Roi went to a meeting which was triggering for me. Not that he went to a meeting, but how we went about it. He also did two other things since yesterday that were highly triggering, and I decided to just address it all head on. Not let it stew and fester because I know he'll just lie, minimize, blame-shift, etc. Aaaaand, predictably, that's just what he did. 

Then I unleashed. I mean I just unleashed and didn't stop for three hours. At first it was just anger and arguing, and then I just said everything I was feeling and thinking, and everything I knew, and all the evidence I was looking at, and what it all meant to me. I cried and paced and chain-smoked and it just kept coming. 

He says he's calling a therapist tomorrow. I didn't express whether or not I would go but I will probably go. Not to save the relationship, but because there's a momentum now that I can't stop. A freight train of hurt hurtling right through me and all I can do is ride it. 

He's gone upstairs to bed, exhausted and claiming to recognize what all this has done to me and that he has a demon inside him. I don't particularly care what he feels. I'm not capable of that anymore. But sitting here now in the dark I feel an overwhelming sadness and grief. The trajectory of my life was radically altered and I'm left in my own body but not feeling at all myself. 

I'm sad that all my friends who went to the same kick-ass liberal women's college I went to are keeping true to their values and I'm not. 

I'm sad that I have a career I never wanted. 

I'm sad that I can't seem to pull it together. 

I'm sad that I keep forgetting appointments because I'm so overtaken with recurring thoughts. 

I'm sad that I'm not myself. 

I'm sad that I can't remember myself. 

I'm sad that I've been so deeply hurt and worry that I will never heal. 

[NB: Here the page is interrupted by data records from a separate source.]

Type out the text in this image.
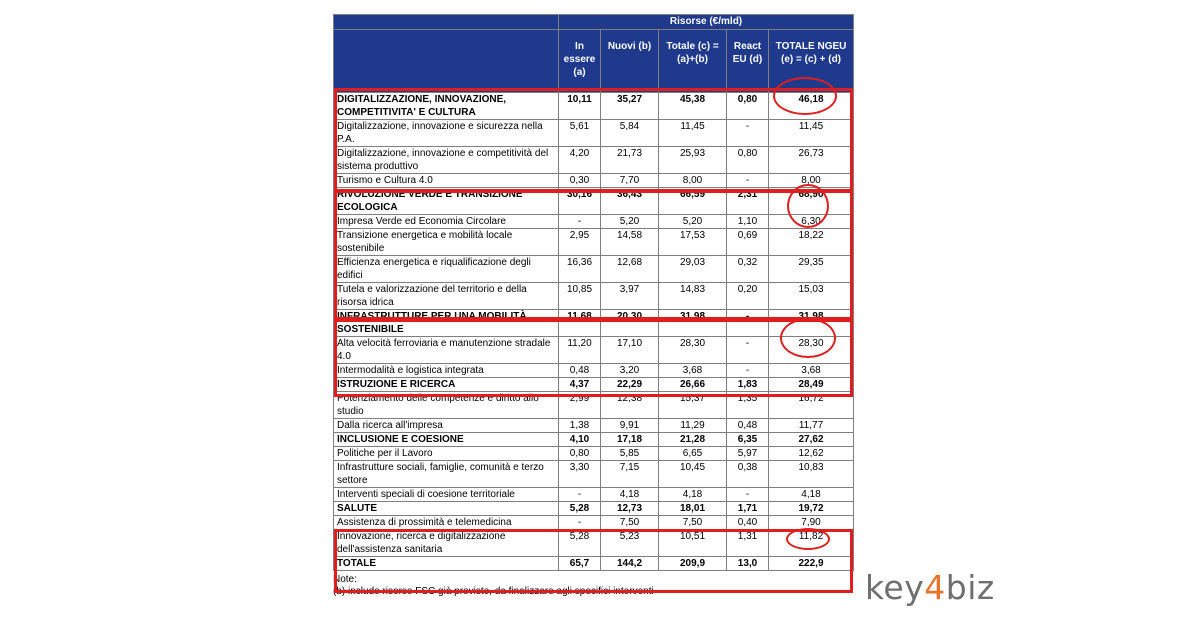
	Risorse (€/mld)				
	In essere (a)	Nuovi (b)	Totale (c) = (a)+(b)	React EU (d)	TOTALE NGEU (e) = (c) + (d)
DIGITALIZZAZIONE, INNOVAZIONE, COMPETITIVITA' E CULTURA	10,11	35,27	45,38	0,80	46,18
Digitalizzazione, innovazione e sicurezza nella P.A.	5,61	5,84	11,45	-	11,45
Digitalizzazione, innovazione e competitività del sistema produttivo	4,20	21,73	25,93	0,80	26,73
Turismo e Cultura 4.0	0,30	7,70	8,00	-	8,00
RIVOLUZIONE VERDE E TRANSIZIONE ECOLOGICA	30,16	36,43	66,59	2,31	68,90
Impresa Verde ed Economia Circolare	-	5,20	5,20	1,10	6,30
Transizione energetica e mobilità locale sostenibile	2,95	14,58	17,53	0,69	18,22
Efficienza energetica e riqualificazione degli edifici	16,36	12,68	29,03	0,32	29,35
Tutela e valorizzazione del territorio e della risorsa idrica	10,85	3,97	14,83	0,20	15,03
INFRASTRUTTURE PER UNA MOBILITÀ SOSTENIBILE	11,68	20,30	31,98	-	31,98
Alta velocità ferroviaria e manutenzione stradale 4.0	11,20	17,10	28,30	-	28,30
Intermodalità e logistica integrata	0,48	3,20	3,68	-	3,68
ISTRUZIONE E RICERCA	4,37	22,29	26,66	1,83	28,49
Potenziamento delle competenze e diritto allo studio	2,99	12,38	15,37	1,35	16,72
Dalla ricerca all'impresa	1,38	9,91	11,29	0,48	11,77
INCLUSIONE E COESIONE	4,10	17,18	21,28	6,35	27,62
Politiche per il Lavoro	0,80	5,85	6,65	5,97	12,62
Infrastrutture sociali, famiglie, comunità e terzo settore	3,30	7,15	10,45	0,38	10,83
Interventi speciali di coesione territoriale	-	4,18	4,18	-	4,18
SALUTE	5,28	12,73	18,01	1,71	19,72
Assistenza di prossimità e telemedicina	-	7,50	7,50	0,40	7,90
Innovazione, ricerca e digitalizzazione dell'assistenza sanitaria	5,28	5,23	10,51	1,31	11,82
TOTALE	65,7	144,2	209,9	13,0	222,9
Note:
(b) include risorse FSC già previste, da finalizzare agli specifici interventi	key4biz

There are so many things to be sad about it's overwhelming. I'm exhausted and hollow. 

Sunday, May 1, 2011

in which the real pain begins

It's been an interesting few days. After deciding to write a book, I promptly decided to NOT write a book, and then decided that no, I should really write this book but maybe I won't publish it. Then again, maybe I will. 

Such has been my mind since last Thursday. 

I also decided that I think the Universe sending me one of Roi's booty-girls was actually a reminder that I was on the right track. As if she was forcing me to look this whole ugly thing in the face over and over again and not forget about it for too long lest I retreat to denial and minimizing myself. Lest I cave to Roi's sorrowful shuffling around the house.

WHICH, I did. Sort of. I talked to him and then we watched a movie together. I was about to beat myself up over the whole thing when it occurred to me that it takes quite a bit of painful effort to remain completely blocked against someone you work and live with. I didn't cave, I just didn't feel like keeping my shoulder up against the door. I needed a rest from that. 

He offered to go to a therapist with me. I didn't respond. It's too late. 

I spent several hours gathering together all the scattered information and journal entries I've kept over the last 4 and a half years. Emails, forums, written journals (scattered throughout 4-5 notebooks), and computer documents. It's a lot of stuff, and revisiting some of it was heart-shreddingly painful. No wonder our brains minimize stuff, forget, deny, etc. I was reliving several traumas over again and I had to walk away from it many times, catch my breath, scream into a pillow, meditate, take a walk -- anything to keep my molecules from flying apart as they seemed to be threatening. 

And I've only just begun. I've only just located and gathered, but now I have to put it all into one document with dates to use as a reference for writing. 

I am in a terrible state of confusion about what I mean to do with this writing. All I know is that the drive for it is out of my control at the moment.